Раненая девушка-солдат. Сколько боли у тебя в глазах. Милый взгляду человечек, совсем неизвестный мне. Если бы не подобранная тетрадка со стихами и сказками, то наверное, мы бы никогда и не встретились. Я искал своего солдата, заглянул в палату, а ты лежишь с загипсованной ногой. Всё уже позади: крик, страх, боль. Тебя некому проведать. Ты одна в этой стране, как и я по большому счёту. Цветов нет, гипс не разрисован детской рукой. Значит, ты не мама, не сестра, не любимая, а просто красивая девочка. Рядом пикает кардиограмма. Из носа торчат трубки, а в вену капает лекарство из пакетика над тобой. Как-то видел тебя мельком на присяге. Даже не думал, что увижу снова. Мой милый ангел, я пришёл, а ты лежишь в кровати руки по швам. Белое одеяло, оно не должно пахнуть больницей, у него должен быть запах дома. Закрытые глаза. Я тебе неизвестен, но я не хочу, чтобы ты видела сны о войне. Пусть они будут о счастье. Забыл, что шёл вовсе не к тебе. Сел рядышком на стул и смотрю на милое лицо. Как мне знакомо твоё одиночество. Осторожно коснулся хрустящей белизны больничного покрывала. Строгий взгляд врача заставил отдёрнуть руку.
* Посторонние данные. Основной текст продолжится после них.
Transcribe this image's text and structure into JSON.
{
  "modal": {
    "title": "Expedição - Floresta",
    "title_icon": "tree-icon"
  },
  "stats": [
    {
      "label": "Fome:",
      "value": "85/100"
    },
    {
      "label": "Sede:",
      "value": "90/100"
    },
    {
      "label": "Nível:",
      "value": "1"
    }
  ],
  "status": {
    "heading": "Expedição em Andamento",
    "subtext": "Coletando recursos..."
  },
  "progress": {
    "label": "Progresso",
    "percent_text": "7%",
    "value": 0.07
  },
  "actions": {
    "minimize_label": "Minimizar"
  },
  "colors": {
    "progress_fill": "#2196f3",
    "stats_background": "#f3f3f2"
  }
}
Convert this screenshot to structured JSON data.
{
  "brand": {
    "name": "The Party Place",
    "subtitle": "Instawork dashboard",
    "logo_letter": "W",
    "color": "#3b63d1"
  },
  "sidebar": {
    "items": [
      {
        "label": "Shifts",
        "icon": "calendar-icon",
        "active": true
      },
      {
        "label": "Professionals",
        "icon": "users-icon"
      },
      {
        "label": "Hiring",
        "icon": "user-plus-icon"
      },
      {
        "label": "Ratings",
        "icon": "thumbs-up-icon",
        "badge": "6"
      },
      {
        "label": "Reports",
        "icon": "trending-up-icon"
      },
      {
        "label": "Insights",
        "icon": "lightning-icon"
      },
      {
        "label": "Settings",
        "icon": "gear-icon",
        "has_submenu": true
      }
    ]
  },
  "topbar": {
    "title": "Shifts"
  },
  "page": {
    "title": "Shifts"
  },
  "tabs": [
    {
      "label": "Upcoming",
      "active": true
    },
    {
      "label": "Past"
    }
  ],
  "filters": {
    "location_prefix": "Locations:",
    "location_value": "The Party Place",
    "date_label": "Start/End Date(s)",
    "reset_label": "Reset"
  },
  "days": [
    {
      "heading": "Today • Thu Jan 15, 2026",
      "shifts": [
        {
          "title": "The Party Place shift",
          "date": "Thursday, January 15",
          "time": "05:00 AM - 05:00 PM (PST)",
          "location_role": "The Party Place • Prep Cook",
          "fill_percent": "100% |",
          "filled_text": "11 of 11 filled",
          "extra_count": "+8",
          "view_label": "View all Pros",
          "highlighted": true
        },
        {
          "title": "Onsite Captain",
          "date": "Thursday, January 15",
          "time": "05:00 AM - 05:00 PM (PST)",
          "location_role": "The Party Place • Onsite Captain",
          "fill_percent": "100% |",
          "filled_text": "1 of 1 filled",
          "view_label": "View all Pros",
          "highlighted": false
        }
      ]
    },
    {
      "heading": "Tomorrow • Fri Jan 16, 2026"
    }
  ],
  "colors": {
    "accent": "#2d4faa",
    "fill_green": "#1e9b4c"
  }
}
Чем-то похожий на Саню, он беззвучно вошёл в палату с синей папочкой в руках.

– К ней никто не приходит?

– Нет.

Протерев очки, наверно, чтобы лучше рассмотреть странного гостя, хозяин отделения не сводит с меня глаз.

– Что-то серьёзное.

– Да как сказать. У неё раздроблена кость на ноге и сквозное ранение в живот.

– Доктор я посижу здесь чуть-чуть.

– А вы кто ей будете?

– Никто. Так, случайный воин, который вчера был рядом, когда за ней прилетел вертолёт. Я подобрал выпавшую у неё тетрадку. Потом пытался её разыскать. И вот сейчас встретил её отряд «лисы пустыни». Они возвращались с дежурства. От них и узнал где она.

– А что там? Позвольте полюбопытствовать.

– Стихи и сказки.

– Стихи и сказки?

Я не слышал вопроса доктора. Оценивал рану «лисы пустыни».

– Повезло.

– Ну да, солдат.

– Жаль, что в тот момент нас не было рядом.

– Хорошо, побудьте возле неё, но не долго.

Врач, судя по всему, тоже бывал в бою. Не в этом вчерашнем, а в каком-то другом. Он понял всё.

– Братство волков, – больше не сказал ничего и вышел. Потом на секунду заглянул опять: – Только прошу вас, потише.

Сказал и пошёл дальше делать обход отделения.

Сколько вас тут таких раненых? Я не знаю. Это всё цена за чьи-то чужие слова и поступки. Слава Богу, ты жива, красивый ангел, который пишет сказки. Знаешь, без таких, как ты мир пустой и тёмный. Он без света и радости. Выздоравливай, прошу, как выздоравливал я. Чтобы жить и защищать, чтобы писать стихи и рассказы о любви. Быть может, так мы быстрее победим врагов.

Все иные способы уже перепробовали. Остановились на войне, и вот он результат: ты лежишь передо мной, раненый милый ангел. Я почему-то улыбнулся и тут неожиданно за окном грохнул гром.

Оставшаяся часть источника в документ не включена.